São saltimbancos, nómadas, errantes, viajantes, artistas que levam na caravana a tenda da alegria. São do circo tradicional, da arte como lha ensinaram. Aprenderam com os pais, os avós, os tios e amigos de estrada. Começaram pequenos, jovens, muito jovens, a desenhar piruetas, a arrancar gargalhadas, a montar e a desmontar palcos, a cantar, a dançar, a tocar o serrote extraindo música do objeto mais improvável, a transmitir o conhecimento de gerações, de uma arte milenar, reciclada e negligenciada pelo anúncio do ‘novo circo’ que afinal não é tão novo assim. Esqueceram a dureza das condições de trabalho, das horas ininterruptas de trabalho, da falta de proteção social naqueles aplausos entusiásticos, nos sorrisos das crianças, nos prémios, no reconhecimento, em ovação, nos coliseus. Depois de retirada a maquilhagem, de desmontado o espetáculo os palhaços, os contorcionistas, malabaristas, trapezistas, os artistas de circo são pessoas, com vida, com família, com futuro. Sempre se ensinou aos artistas que tinham que estar por si mesmos, que tinham que ser precários por ter que ser assim, tudo intermitente, tudo incerto, tudo fugaz e que por isso só tinham direito ao efémero. Só que depois há a reforma mingada, a injustiça dos muitos anos de trabalho não reconhecido, a falta de apoios e do reconhecimento público de outrora, ou de países vizinhos.

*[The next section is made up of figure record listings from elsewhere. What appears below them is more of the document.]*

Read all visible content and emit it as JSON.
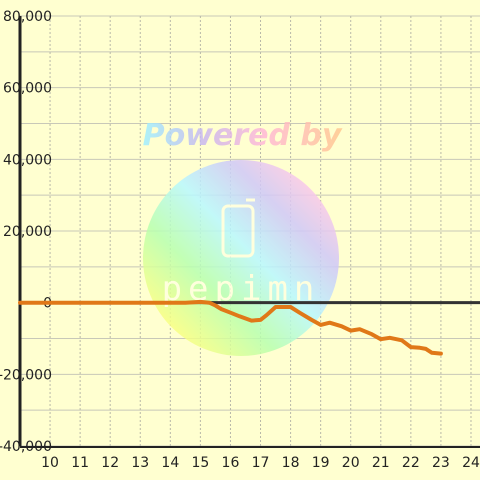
{
  "chart_data": {
    "type": "line",
    "title": "",
    "xlabel": "",
    "ylabel": "",
    "xlim": [
      9,
      24.3
    ],
    "ylim": [
      -40000,
      80000
    ],
    "x_ticks": [
      10,
      11,
      12,
      13,
      14,
      15,
      16,
      17,
      18,
      19,
      20,
      21,
      22,
      23,
      24
    ],
    "y_ticks": [
      -40000,
      -20000,
      0,
      20000,
      40000,
      60000,
      80000
    ],
    "y_tick_labels": [
      "-40,000",
      "-20,000",
      "0",
      "20,000",
      "40,000",
      "60,000",
      "80,000"
    ],
    "grid": true,
    "series": [
      {
        "color": "#e07818",
        "x": [
          9,
          10,
          11,
          12,
          13,
          14,
          14.5,
          15,
          15.3,
          15.5,
          15.7,
          16,
          16.3,
          16.7,
          17,
          17.2,
          17.5,
          18,
          18.3,
          18.7,
          19,
          19.3,
          19.7,
          20,
          20.3,
          20.7,
          21,
          21.3,
          21.7,
          22,
          22.3,
          22.5,
          22.7,
          23
        ],
        "y": [
          0,
          0,
          0,
          0,
          0,
          0,
          0,
          200,
          0,
          -800,
          -1800,
          -2800,
          -3800,
          -5000,
          -4800,
          -3500,
          -1200,
          -1200,
          -2800,
          -4800,
          -6200,
          -5600,
          -6600,
          -7800,
          -7400,
          -8800,
          -10200,
          -9800,
          -10500,
          -12400,
          -12600,
          -12900,
          -14000,
          -14200
        ]
      }
    ]
  },
  "watermark": {
    "text": "Powered by",
    "logo_text": "pepimn"
  }
}
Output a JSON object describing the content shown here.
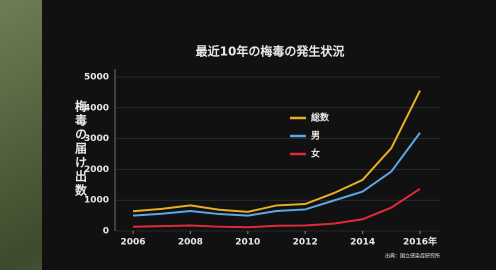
{
  "chart_data": {
    "type": "line",
    "title": "最近10年の梅毒の発生状況",
    "y_label": "梅毒の届け出数",
    "source": "出典：国立感染症研究所",
    "x": [
      2006,
      2007,
      2008,
      2009,
      2010,
      2011,
      2012,
      2013,
      2014,
      2015,
      2016
    ],
    "series": [
      {
        "name": "総数",
        "color": "#e8b020",
        "values": [
          640,
          720,
          830,
          690,
          620,
          830,
          875,
          1230,
          1660,
          2690,
          4560
        ]
      },
      {
        "name": "男",
        "color": "#5aa8e8",
        "values": [
          500,
          560,
          650,
          550,
          500,
          650,
          700,
          990,
          1280,
          1930,
          3190
        ]
      },
      {
        "name": "女",
        "color": "#e02a3a",
        "values": [
          140,
          160,
          180,
          140,
          120,
          170,
          180,
          240,
          380,
          760,
          1370
        ]
      }
    ],
    "xlim": [
      2006,
      2016
    ],
    "xticks": [
      2006,
      2008,
      2010,
      2012,
      2014,
      {
        "value": 2016,
        "label": "2016年"
      }
    ],
    "ylim": [
      0,
      5000
    ],
    "yticks": [
      0,
      1000,
      2000,
      3000,
      4000,
      5000
    ],
    "grid": true
  }
}
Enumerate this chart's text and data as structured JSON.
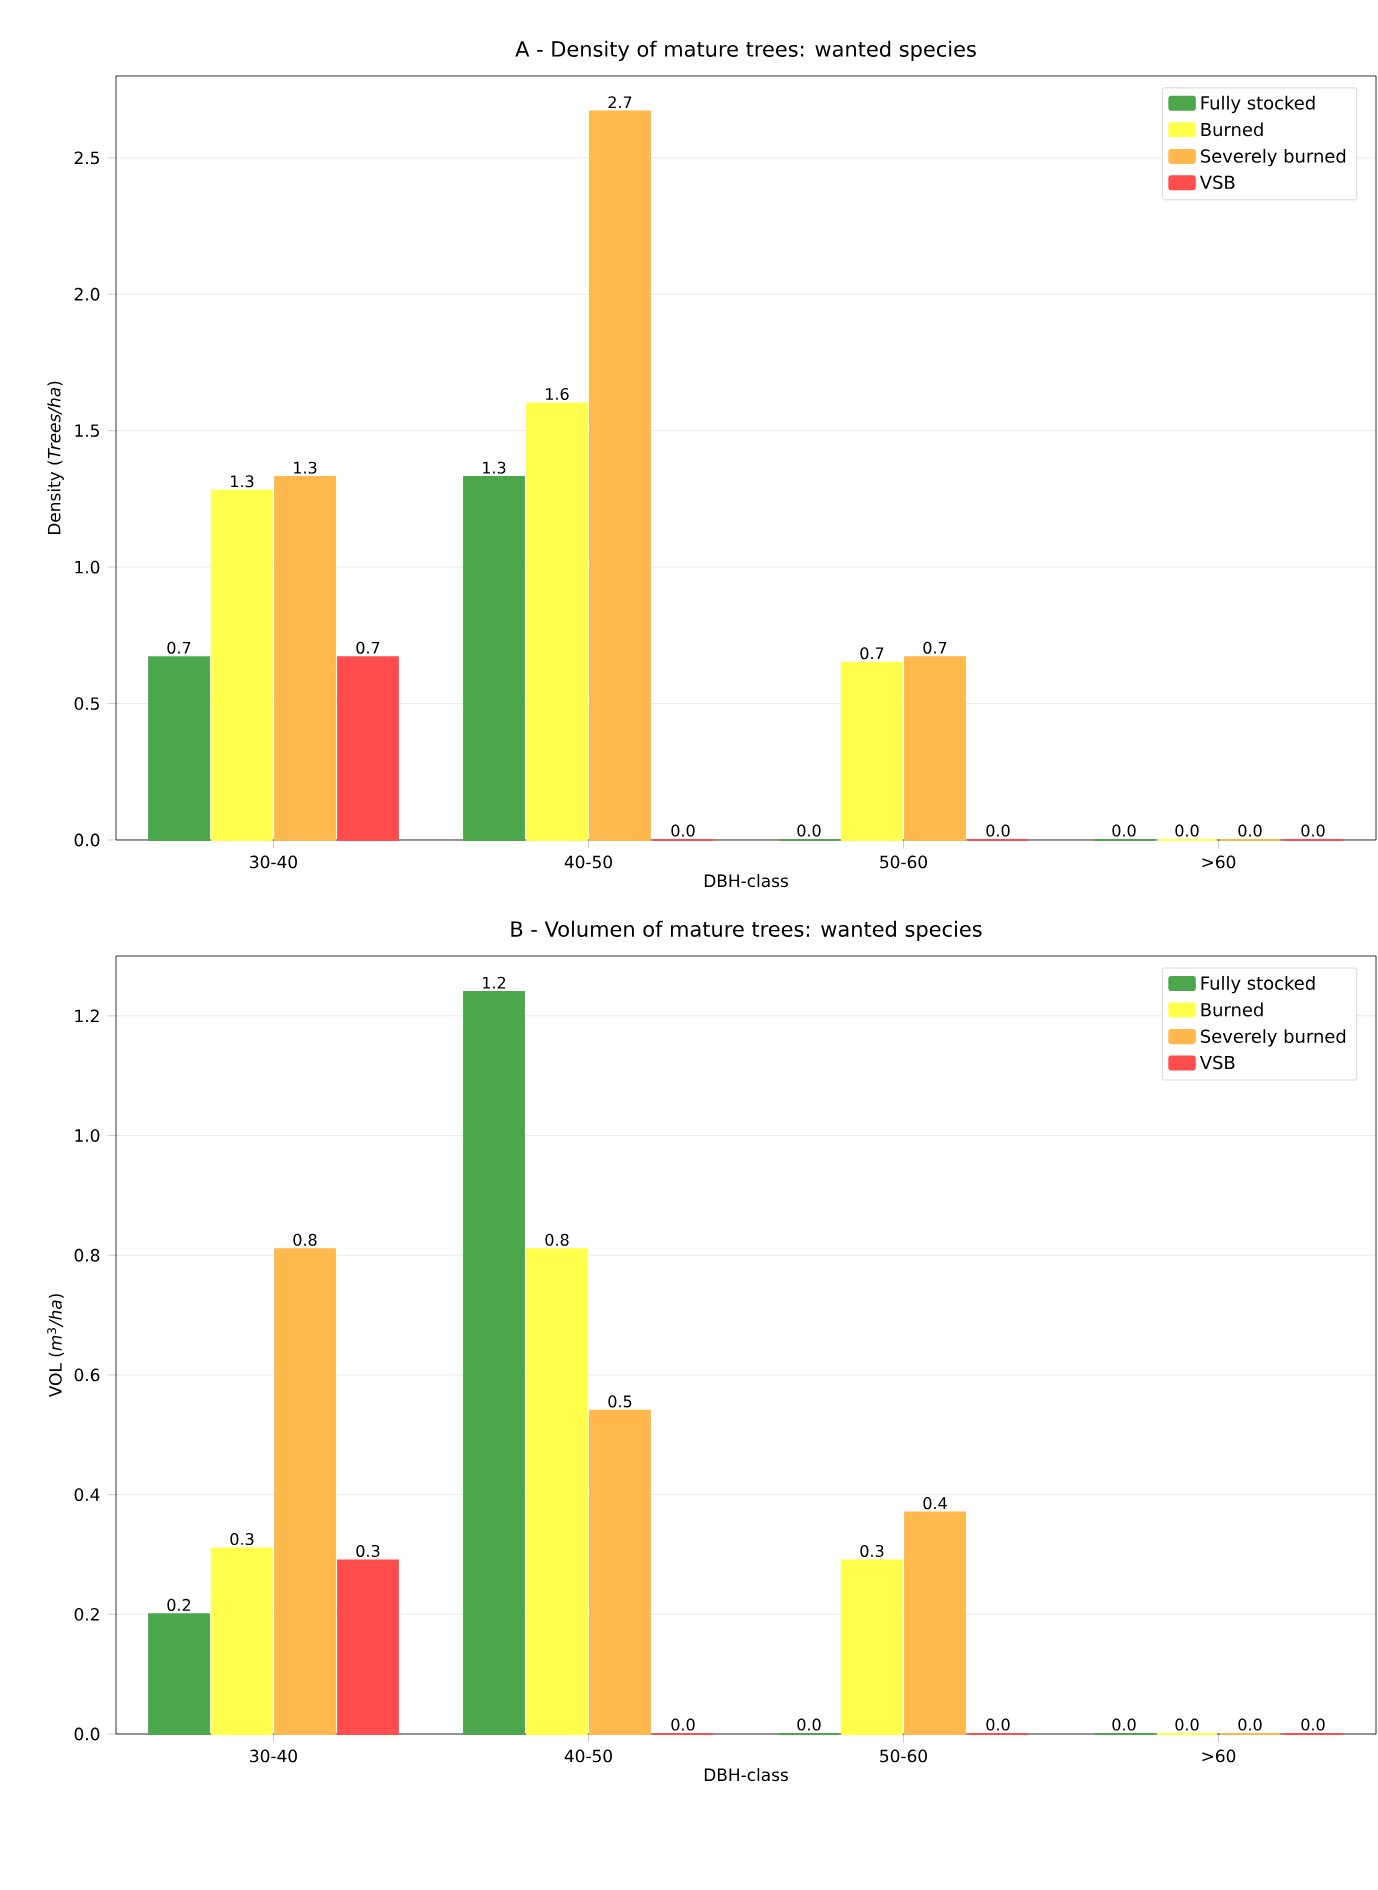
{
  "chart_data": [
    {
      "type": "bar",
      "title": "A - Density of mature trees: wanted species",
      "xlabel": "DBH-class",
      "ylabel": "Density (*Trees/ha*)",
      "categories": [
        "30-40",
        "40-50",
        "50-60",
        ">60"
      ],
      "series": [
        {
          "name": "Fully stocked",
          "color": "#4ca64c",
          "values": [
            0.67,
            1.33,
            0.0,
            0.0
          ],
          "value_labels": [
            "0.7",
            "1.3",
            "0.0",
            "0.0"
          ]
        },
        {
          "name": "Burned",
          "color": "#ffff4c",
          "values": [
            1.28,
            1.6,
            0.65,
            0.0
          ],
          "value_labels": [
            "1.3",
            "1.6",
            "0.7",
            "0.0"
          ]
        },
        {
          "name": "Severely burned",
          "color": "#ffb84c",
          "values": [
            1.33,
            2.67,
            0.67,
            0.0
          ],
          "value_labels": [
            "1.3",
            "2.7",
            "0.7",
            "0.0"
          ]
        },
        {
          "name": "VSB",
          "color": "#ff4c4c",
          "values": [
            0.67,
            0.0,
            0.0,
            0.0
          ],
          "value_labels": [
            "0.7",
            "0.0",
            "0.0",
            "0.0"
          ]
        }
      ],
      "ylim": [
        0,
        2.8
      ],
      "yticks": [
        {
          "value": 0,
          "label": "0.0"
        },
        {
          "value": 0.5,
          "label": "0.5"
        },
        {
          "value": 1,
          "label": "1.0"
        },
        {
          "value": 1.5,
          "label": "1.5"
        },
        {
          "value": 2,
          "label": "2.0"
        },
        {
          "value": 2.5,
          "label": "2.5"
        }
      ],
      "grid": "y",
      "legend": "top right"
    },
    {
      "type": "bar",
      "title": "B - Volumen of mature trees: wanted species",
      "xlabel": "DBH-class",
      "ylabel": "VOL (*m*$^{3}$*/ha*)",
      "categories": [
        "30-40",
        "40-50",
        "50-60",
        ">60"
      ],
      "series": [
        {
          "name": "Fully stocked",
          "color": "#4ca64c",
          "values": [
            0.2,
            1.24,
            0.0,
            0.0
          ],
          "value_labels": [
            "0.2",
            "1.2",
            "0.0",
            "0.0"
          ]
        },
        {
          "name": "Burned",
          "color": "#ffff4c",
          "values": [
            0.31,
            0.81,
            0.29,
            0.0
          ],
          "value_labels": [
            "0.3",
            "0.8",
            "0.3",
            "0.0"
          ]
        },
        {
          "name": "Severely burned",
          "color": "#ffb84c",
          "values": [
            0.81,
            0.54,
            0.37,
            0.0
          ],
          "value_labels": [
            "0.8",
            "0.5",
            "0.4",
            "0.0"
          ]
        },
        {
          "name": "VSB",
          "color": "#ff4c4c",
          "values": [
            0.29,
            0.0,
            0.0,
            0.0
          ],
          "value_labels": [
            "0.3",
            "0.0",
            "0.0",
            "0.0"
          ]
        }
      ],
      "ylim": [
        0,
        1.3
      ],
      "yticks": [
        {
          "value": 0,
          "label": "0.0"
        },
        {
          "value": 0.2,
          "label": "0.2"
        },
        {
          "value": 0.4,
          "label": "0.4"
        },
        {
          "value": 0.6,
          "label": "0.6"
        },
        {
          "value": 0.8,
          "label": "0.8"
        },
        {
          "value": 1.0,
          "label": "1.0"
        },
        {
          "value": 1.2,
          "label": "1.2"
        }
      ],
      "grid": "y",
      "legend": "top right"
    }
  ]
}
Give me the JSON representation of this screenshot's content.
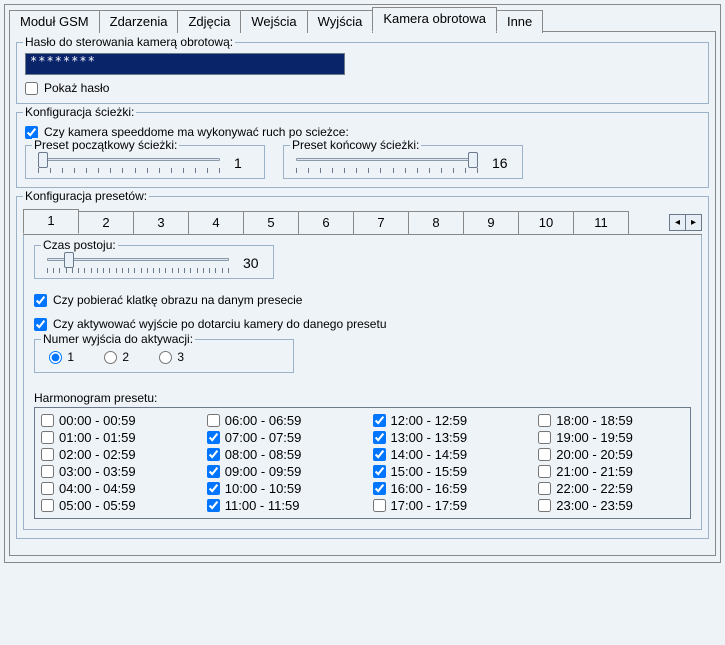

Dizem-lhes que não são cultura, ou assim pensam, e indignam-se. E bem. Claro que são. Que ninguém os faça acreditar no contrário.
Dizem-nos que não sabemos de nada e, de facto, sabemos pouco depois de apagadas as luzes da ribalta. Sentem-se parte de uma grande família e, por isso, falar-lhes de exploração laboral parece-lhes estranho, distinguir patrões de trabalhadores parece-lhes bizarro, mesmo conhecendo todos os efeitos da exaustão e sabendo o que é o desrespeito por regras básicas de saúde e segurança no trabalho. Não sabem muito, talvez nada, de marxismo dialético, mas sentem na pele todas as consequências da intensificação do trabalho com vista à maximização do lucro.
Por isso mesmo reivindicam apoio estatal para a sua atividade e veem nesse apoio o pressuposto para que possam vir a desenvolvê-la com dignidade e com respeito por direitos laborais e por direitos fundamentais, constitucionalmente consagrados e essa causa só pode merecer solidariedade.
É por isto tudo que uma petição pública “Pela maior regulação e fiscalização da atividade do artista de circo e promoção de políticas públicas culturais que promovam o circo tradicional” é um ato de coragem.
Ouso dizer, e faço-o convictamente, que é mais que merecido que assinemos e apoiemos esta petição.
Falar desta petição é falar de mais um passo contra o esquecimento que é o maior aliado da exploração, é falar de um ato de luta que sendo a luta de uns, como todas as lutas justas será sempre a luta de todos. Que seja agora dado o passo de resgatar saltimbancos da precariedade e da exploração. Que seja agora que deixemos os trabalhadores do espetáculo fora dessa condenação anunciada a um trapézio sem rede.